What is promising is the fact that these results were achievable in an unsupervised environment. This could imply that similar results are achievable on other datasets, maybe even the one you find most valuable and/or interesting.
The closest competitor, which actually outperforms SBERT on the SICK-R dataset, is the previously described Universal Sentence Encoder (USE).
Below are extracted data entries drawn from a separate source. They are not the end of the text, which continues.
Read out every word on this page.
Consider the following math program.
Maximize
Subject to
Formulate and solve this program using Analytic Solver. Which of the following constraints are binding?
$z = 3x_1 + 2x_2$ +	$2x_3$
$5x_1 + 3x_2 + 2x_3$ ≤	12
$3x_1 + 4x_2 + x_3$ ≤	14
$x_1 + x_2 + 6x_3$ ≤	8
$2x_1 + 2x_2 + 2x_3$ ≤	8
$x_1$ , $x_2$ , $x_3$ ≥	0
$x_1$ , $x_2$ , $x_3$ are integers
The authors speculate that the reason for this comes from the fact that USE was pre-trained on news datasets, which is similar to that found in SICK-R. SBERT on the other hand, which used Wikipedia and BooksCorpus during pre-training and NLI data for fine-tuning, looses out on domain-specific knowledge, which could explain the difference in performance.
Note: SBERT is also benchmarked using to other STS tasks; Argument facet similarity and Wikipedia section distinction. I find these less relevant and will, therefore, leave it up to you to read more about it, if it seems interesting.
The second task used to evaluate the performance of SBERT was SentEval. This task, which is an entire toolkit of tasks, is commonly used to evaluate the quality of sentence embeddings. For the subset of tasks selected for evaluation in this paper is it required to train a classifier on top of the generated sentence embeddings. The authors used a logistic regression classifier, with dimensions depending on the dataset at hand which was trained on each task in a 10-fold cross-validation fashion.
The authors find that SBERT-large achieves the highest average across all tasks, while the smaller SBERT-base is less than three tenths behind. This is a great result when the use-case in mind is time-sensitive since the smaller model will be much faster to use.
It is also worth noting that the difference between SBERT and the two variations of BERT (avg and CLS) is much smaller here than in previous evaluation. This implies that the embeddings created by BERT can be used as input to a logistic classifier, where each dimension can be treated separately, but not to a cosine similarity function, where the opposite is true. This is quite reassuring since BERT is supposed to create rich token embeddings and intuitively explains the enormous gap in performance found in the previous tasks.
We have now observed the performance of SBERT in two different scenarios, which motivate it to be used in various other environments. One example of such a scenario, alluded to previously, is semantic search which apart from computational accuracy also requires computational efficiency for being viable in a real-time application.
The authors show that SBERT is comparable, and even competitive when it comes to speed (measured as sentences it can embed per second). This does however only hold true for SBERT-base (110M parameters), but should not be seen as a deal-breaker. Going back over the tables reassures you that the marginal gains (about 1 point difference when looking at the averages) are probably not worth the extra computational complexity.
SentenceBERT introduces pooling to the token embeddings generated by BERT in order for creating a fixed size sentence embedding. When this network is fine-tuned on Natural Language Inference data it does become apparent that it is able to encode the semantics of sentences. These can be used for unsupervised tasks (e.g. semantic textual similarity) or classification problems where they achieve state-of-the-art results.
SBERT is also computationally efficient enabling it to be used in real-time applications such as semantic search. Examples of this will be included in a future article.